We propose a new method for estimating the number of answers OUT of a small join query Q in a large database D, and for uniform sampling over joins. Our method is the first to satisfy all the following statements. - Support arbitrary Q, which can be either acyclic or cyclic, and contain binary and non-binary relations. - Guarantee an arbitrary small error with a high probability always in \~O(AGM/OUT) time, where AGM is the AGM bound OUT (an upper bound of OUT), and \~O hides the polylogarithmic factor of input size. We also explain previous join size estimators in a unified framework. All methods including ours rely on certain indexes on relations in D, which take linear time to build offline. Additionally, we extend our method using generalized hypertree decompositions (GHDs) to achieve a lower complexity than \~O(AGM/OUT) when OUT is small, and present optimization techniques for improving estimation efficiency and accuracy.

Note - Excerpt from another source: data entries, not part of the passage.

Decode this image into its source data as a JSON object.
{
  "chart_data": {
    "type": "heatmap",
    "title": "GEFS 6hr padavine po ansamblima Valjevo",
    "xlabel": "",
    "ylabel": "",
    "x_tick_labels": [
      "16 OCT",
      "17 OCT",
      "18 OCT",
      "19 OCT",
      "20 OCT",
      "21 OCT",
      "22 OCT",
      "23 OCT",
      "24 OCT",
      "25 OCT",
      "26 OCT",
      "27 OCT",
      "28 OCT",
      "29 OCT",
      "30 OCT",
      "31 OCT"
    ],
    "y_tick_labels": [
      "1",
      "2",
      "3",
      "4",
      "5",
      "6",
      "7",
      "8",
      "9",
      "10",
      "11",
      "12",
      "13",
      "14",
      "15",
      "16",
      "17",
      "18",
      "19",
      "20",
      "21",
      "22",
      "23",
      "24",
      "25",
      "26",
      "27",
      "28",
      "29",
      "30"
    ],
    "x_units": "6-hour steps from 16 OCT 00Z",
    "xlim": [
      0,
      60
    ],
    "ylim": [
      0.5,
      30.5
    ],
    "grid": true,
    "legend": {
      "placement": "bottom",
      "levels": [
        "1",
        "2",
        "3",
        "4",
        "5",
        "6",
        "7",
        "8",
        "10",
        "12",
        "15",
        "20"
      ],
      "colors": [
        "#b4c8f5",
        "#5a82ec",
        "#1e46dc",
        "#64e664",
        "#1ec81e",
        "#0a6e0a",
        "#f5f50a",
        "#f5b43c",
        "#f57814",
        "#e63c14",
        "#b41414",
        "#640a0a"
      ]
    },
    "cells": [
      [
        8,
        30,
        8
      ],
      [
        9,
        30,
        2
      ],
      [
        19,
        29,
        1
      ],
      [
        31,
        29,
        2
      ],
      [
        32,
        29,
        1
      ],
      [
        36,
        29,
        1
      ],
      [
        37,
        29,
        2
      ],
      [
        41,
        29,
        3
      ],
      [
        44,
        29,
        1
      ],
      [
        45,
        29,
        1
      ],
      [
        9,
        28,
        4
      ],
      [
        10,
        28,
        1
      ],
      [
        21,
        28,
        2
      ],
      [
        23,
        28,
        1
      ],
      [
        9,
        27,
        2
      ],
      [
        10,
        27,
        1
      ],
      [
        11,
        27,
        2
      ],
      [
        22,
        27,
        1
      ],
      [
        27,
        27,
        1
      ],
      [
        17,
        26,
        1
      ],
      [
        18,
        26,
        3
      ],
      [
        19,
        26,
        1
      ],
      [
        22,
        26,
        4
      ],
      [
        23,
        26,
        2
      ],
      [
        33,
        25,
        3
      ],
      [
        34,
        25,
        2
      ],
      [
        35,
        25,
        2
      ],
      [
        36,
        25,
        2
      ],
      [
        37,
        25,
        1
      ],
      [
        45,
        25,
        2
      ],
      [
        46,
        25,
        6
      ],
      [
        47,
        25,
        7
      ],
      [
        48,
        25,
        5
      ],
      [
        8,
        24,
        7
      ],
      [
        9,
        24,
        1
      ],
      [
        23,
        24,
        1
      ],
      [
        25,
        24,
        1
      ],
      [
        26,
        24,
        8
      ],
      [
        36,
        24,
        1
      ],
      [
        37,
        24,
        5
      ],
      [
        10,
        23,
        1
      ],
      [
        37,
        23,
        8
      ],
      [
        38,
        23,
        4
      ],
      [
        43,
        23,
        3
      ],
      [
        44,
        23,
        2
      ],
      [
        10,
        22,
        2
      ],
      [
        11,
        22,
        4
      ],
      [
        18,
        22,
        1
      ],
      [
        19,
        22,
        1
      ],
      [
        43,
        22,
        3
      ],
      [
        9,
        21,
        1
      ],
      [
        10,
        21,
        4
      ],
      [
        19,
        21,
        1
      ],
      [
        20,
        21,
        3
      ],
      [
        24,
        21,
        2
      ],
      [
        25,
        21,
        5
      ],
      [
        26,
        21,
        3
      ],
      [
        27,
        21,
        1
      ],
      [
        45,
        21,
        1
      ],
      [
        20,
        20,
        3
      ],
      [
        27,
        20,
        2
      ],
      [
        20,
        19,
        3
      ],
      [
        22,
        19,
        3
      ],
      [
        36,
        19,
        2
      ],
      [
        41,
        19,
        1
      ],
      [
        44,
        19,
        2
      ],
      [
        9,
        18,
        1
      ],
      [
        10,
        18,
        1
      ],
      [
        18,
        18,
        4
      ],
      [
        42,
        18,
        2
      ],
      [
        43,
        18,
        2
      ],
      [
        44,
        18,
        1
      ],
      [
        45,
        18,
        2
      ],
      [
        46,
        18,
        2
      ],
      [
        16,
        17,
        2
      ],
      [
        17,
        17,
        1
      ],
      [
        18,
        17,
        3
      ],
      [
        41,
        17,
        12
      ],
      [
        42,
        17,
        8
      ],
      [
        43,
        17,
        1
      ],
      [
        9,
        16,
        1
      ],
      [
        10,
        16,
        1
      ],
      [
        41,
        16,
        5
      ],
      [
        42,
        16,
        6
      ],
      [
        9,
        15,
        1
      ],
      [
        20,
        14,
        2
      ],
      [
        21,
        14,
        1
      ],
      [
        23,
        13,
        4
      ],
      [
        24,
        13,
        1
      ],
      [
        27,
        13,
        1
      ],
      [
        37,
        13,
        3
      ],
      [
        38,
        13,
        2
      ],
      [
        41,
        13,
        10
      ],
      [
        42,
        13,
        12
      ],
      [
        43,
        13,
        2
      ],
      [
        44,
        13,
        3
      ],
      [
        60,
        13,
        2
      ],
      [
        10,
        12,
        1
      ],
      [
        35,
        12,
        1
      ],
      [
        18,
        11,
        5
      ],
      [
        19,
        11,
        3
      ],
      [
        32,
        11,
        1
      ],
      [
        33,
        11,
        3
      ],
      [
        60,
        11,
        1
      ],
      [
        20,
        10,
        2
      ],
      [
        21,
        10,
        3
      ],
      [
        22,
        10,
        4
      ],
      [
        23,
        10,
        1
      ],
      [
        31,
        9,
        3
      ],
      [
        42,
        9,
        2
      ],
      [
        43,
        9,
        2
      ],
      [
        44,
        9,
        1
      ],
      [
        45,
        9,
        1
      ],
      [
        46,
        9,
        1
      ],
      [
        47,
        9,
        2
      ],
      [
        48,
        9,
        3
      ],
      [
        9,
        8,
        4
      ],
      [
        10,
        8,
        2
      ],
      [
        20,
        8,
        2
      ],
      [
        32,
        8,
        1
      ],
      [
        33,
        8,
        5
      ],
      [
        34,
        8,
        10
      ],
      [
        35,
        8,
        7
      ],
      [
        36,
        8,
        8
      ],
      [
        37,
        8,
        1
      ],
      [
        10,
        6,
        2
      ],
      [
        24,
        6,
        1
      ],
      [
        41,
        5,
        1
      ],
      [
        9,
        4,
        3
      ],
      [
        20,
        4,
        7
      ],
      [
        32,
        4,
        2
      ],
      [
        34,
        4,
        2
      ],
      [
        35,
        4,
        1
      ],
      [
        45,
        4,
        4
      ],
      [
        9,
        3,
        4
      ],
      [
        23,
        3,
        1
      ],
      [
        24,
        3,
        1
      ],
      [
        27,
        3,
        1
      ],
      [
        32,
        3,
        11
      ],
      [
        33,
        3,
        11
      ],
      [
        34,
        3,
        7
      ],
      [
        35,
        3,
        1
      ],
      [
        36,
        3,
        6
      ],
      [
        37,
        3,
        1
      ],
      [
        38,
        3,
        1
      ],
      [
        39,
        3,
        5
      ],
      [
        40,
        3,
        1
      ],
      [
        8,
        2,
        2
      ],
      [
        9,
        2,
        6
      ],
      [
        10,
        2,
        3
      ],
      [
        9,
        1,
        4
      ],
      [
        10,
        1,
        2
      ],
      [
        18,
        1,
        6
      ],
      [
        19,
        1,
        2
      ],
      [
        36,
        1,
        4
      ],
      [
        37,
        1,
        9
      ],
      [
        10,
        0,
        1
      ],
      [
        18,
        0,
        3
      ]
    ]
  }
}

翻译:保证在连接查询中进行均匀抽样和OUT大小估计的O(AGM/OUT)运行时间
翻译后的摘要:
我们提出了一种新的方法来估计大数据库D中小连接查询Q的答案数量OUT,并进行连接上的均匀抽样。我们的方法是第一个满足以下所有观点的。 - 支持任意Q,可以是无环或有环,包含二进制和非二进制关系。 - 保证任意小的误差始终在\~O(AGM/OUT)时间内高概率出现,其中AGM是OUT的AGM上界(OUT的一个上界),\~O隐藏输入大小的多对数因子。我们还在统一框架下解释了先前的连接大小估计器。所有方法包括我们的方法都依赖于D中的某些关系的索引,这需要离线建立线性时间。此外,我们使用广义超树分解(GHD)扩展我们的方法以在OUT较小时实现比\~O(AGM/OUT)更低的复杂性,并提供提高估计效率和准确性的优化技术。